Many pre-med students expect decreased pay in a government-controlled health care system, although such expectations seldom seem to cause a change in career path.
However, in a survey taken by Kaplan, 49 percent of students taking the MCAT cited money as a motivating factor in becoming a doctor, compared with 71 percent of law-student hopefuls taking the LSAT.

Senior Cristiano Piron, a pre-med student, said, “I’m not looking forward to coming out of med school, residency and possible fellowship training with a mountain of debt only to see the earning potential drop significantly, but that’s an inconvenience I am willing to deal with.”

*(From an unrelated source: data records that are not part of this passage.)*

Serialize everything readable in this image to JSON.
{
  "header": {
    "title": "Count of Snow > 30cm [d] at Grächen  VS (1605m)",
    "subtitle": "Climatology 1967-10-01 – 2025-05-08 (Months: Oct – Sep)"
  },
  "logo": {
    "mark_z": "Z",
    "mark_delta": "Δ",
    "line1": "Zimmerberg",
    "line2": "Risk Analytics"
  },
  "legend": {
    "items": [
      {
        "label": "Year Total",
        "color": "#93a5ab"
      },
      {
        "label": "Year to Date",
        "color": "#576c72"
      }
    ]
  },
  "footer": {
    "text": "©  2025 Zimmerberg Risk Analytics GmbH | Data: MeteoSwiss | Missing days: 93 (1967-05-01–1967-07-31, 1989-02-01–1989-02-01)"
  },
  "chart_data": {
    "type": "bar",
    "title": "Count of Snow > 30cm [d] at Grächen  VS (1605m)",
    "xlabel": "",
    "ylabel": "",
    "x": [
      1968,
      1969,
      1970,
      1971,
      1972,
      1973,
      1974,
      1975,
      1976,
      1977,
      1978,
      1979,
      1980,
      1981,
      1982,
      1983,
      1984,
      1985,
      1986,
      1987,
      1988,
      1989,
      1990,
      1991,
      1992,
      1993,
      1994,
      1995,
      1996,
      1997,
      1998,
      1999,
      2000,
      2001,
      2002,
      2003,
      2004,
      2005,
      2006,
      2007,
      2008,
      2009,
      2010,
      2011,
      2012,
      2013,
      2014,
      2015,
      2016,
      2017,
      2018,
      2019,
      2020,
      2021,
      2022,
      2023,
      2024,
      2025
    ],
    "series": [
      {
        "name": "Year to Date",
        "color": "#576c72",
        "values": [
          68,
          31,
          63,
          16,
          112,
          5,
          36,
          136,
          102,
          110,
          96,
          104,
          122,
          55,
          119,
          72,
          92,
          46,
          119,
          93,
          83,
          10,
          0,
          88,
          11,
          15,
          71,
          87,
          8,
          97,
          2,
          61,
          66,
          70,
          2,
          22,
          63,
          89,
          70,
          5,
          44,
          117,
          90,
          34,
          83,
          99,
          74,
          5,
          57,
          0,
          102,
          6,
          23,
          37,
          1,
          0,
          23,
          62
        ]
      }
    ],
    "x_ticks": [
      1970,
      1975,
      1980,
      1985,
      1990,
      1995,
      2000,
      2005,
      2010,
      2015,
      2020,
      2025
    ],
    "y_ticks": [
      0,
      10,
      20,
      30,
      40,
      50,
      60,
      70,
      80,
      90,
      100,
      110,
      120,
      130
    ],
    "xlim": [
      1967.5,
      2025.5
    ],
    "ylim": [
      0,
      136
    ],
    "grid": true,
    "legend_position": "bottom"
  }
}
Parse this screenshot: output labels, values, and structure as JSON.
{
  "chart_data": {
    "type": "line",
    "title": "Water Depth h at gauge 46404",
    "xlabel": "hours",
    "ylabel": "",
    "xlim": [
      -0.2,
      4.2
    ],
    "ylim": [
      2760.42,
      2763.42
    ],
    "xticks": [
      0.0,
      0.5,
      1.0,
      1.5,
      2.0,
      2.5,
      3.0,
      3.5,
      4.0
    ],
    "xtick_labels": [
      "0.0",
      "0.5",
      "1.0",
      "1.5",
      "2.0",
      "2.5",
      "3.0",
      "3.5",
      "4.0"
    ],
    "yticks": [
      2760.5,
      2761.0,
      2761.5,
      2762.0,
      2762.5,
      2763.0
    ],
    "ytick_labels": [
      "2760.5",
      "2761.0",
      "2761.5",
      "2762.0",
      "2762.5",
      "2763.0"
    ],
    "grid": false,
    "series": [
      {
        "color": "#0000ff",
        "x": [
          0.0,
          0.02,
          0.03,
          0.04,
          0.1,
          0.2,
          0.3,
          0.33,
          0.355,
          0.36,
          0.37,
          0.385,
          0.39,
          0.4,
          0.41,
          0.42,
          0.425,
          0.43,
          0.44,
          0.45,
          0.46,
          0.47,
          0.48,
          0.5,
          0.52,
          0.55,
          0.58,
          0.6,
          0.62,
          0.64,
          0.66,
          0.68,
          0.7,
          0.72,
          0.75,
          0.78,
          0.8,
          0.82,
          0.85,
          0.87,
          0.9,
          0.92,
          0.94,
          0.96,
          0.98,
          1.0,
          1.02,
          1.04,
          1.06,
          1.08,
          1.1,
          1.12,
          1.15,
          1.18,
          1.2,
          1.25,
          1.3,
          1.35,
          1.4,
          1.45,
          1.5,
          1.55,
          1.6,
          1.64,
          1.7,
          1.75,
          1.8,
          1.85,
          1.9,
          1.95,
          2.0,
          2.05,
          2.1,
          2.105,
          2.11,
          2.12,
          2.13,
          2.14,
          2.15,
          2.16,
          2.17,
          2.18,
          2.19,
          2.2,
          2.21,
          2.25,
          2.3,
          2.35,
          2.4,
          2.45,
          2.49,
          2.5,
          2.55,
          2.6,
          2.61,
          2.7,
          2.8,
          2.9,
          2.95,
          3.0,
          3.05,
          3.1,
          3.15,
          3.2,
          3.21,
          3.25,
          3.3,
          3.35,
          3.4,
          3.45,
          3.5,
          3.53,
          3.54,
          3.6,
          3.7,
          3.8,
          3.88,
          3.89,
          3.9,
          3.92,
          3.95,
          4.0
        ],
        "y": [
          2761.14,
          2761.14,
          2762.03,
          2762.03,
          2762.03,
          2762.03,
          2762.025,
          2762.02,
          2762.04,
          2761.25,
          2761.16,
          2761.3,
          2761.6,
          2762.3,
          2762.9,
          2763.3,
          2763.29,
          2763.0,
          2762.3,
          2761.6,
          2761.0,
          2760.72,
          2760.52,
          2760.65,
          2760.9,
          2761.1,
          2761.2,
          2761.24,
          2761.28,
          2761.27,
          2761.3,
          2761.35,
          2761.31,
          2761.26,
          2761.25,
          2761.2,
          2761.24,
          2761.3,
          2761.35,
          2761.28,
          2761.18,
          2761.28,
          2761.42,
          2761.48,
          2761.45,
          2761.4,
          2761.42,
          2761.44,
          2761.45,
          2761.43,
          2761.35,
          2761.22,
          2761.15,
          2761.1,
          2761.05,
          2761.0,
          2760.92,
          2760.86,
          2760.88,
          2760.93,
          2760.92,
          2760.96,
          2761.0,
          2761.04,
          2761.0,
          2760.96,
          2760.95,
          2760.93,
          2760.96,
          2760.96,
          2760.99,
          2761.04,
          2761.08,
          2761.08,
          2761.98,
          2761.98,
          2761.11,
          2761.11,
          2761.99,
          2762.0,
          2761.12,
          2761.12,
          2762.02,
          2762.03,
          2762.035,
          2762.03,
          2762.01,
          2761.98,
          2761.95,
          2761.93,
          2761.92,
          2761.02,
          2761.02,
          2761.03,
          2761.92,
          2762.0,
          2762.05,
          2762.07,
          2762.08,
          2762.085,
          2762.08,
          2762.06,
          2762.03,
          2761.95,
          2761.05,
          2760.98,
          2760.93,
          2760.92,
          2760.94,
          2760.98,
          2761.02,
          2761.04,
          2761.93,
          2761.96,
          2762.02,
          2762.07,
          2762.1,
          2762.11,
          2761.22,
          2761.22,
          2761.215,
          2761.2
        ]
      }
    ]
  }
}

A notable majority of future doctors have other reasons for choosing medicine besides money.

Some IU students have even been inspired while working in foreign medical systems that pay doctors less. One student’s experience as a medical intern in Costa Rica, a country with universal health care coverage, encouraged her to continue in medicine, despite the comparatively low pay doctors receive there.

Other students still strongly oppose universal coverage. A few predict a brain drain of doctors when the U.S. can no longer attract top foreign doctors with high salaries.

Most doctors are now compensated for each service they provide, an incentive structure that some say encourages unnecessary and costly procedures.

But there is a push to change the way doctors are paid, perhaps to merit pay based on “quality of care.”

The hope is that a structure that rewards the best diagnosis using the least resources will help rein in the wild increases in health care costs.

The problem, as several pre-med students pointed out, is finding a fair measure of quality.

A few students pointed out a similar problem in education, where many teachers oppose merit pay because of the benchmark used to define quality, namely standardized test scores.

Others expressed concerns that doctors who are paid on an outcome basis would not accept risky cases where the likelihood of failure is significant.

High on the list of concerns is the impending cost of malpractice insurance. With a lawyer around every corner, doctors “practice defensively,” ordering extra tests to ensure a missed diagnosis doesn’t open them up to litigation, and driving up the cost of care in the process.

So-called “tort reform” has been a major point of contention in the health care debate, with Republicans advocating caps on awards juries can hand out and limitations on the powerful lobby representing trial lawyers leaning hard on Democrats to crush that possibility.

Overall, very few pre-med students feel that reform is a cause for a change in career – at least, as long as medical students were never in it for the money.

Most medical students just hope to be able to live their own dream of practicing medicine – regardless of whatever type of medical system is in place.

“It is known that there is a shortage of doctors and that role is going to need to be filled as the looming prospect of a geriatric baby-boomer generation faces the health care system,” Piron said. “So for someone with a real desire or calling to help patients, I’d say its a good time to go into medicine.”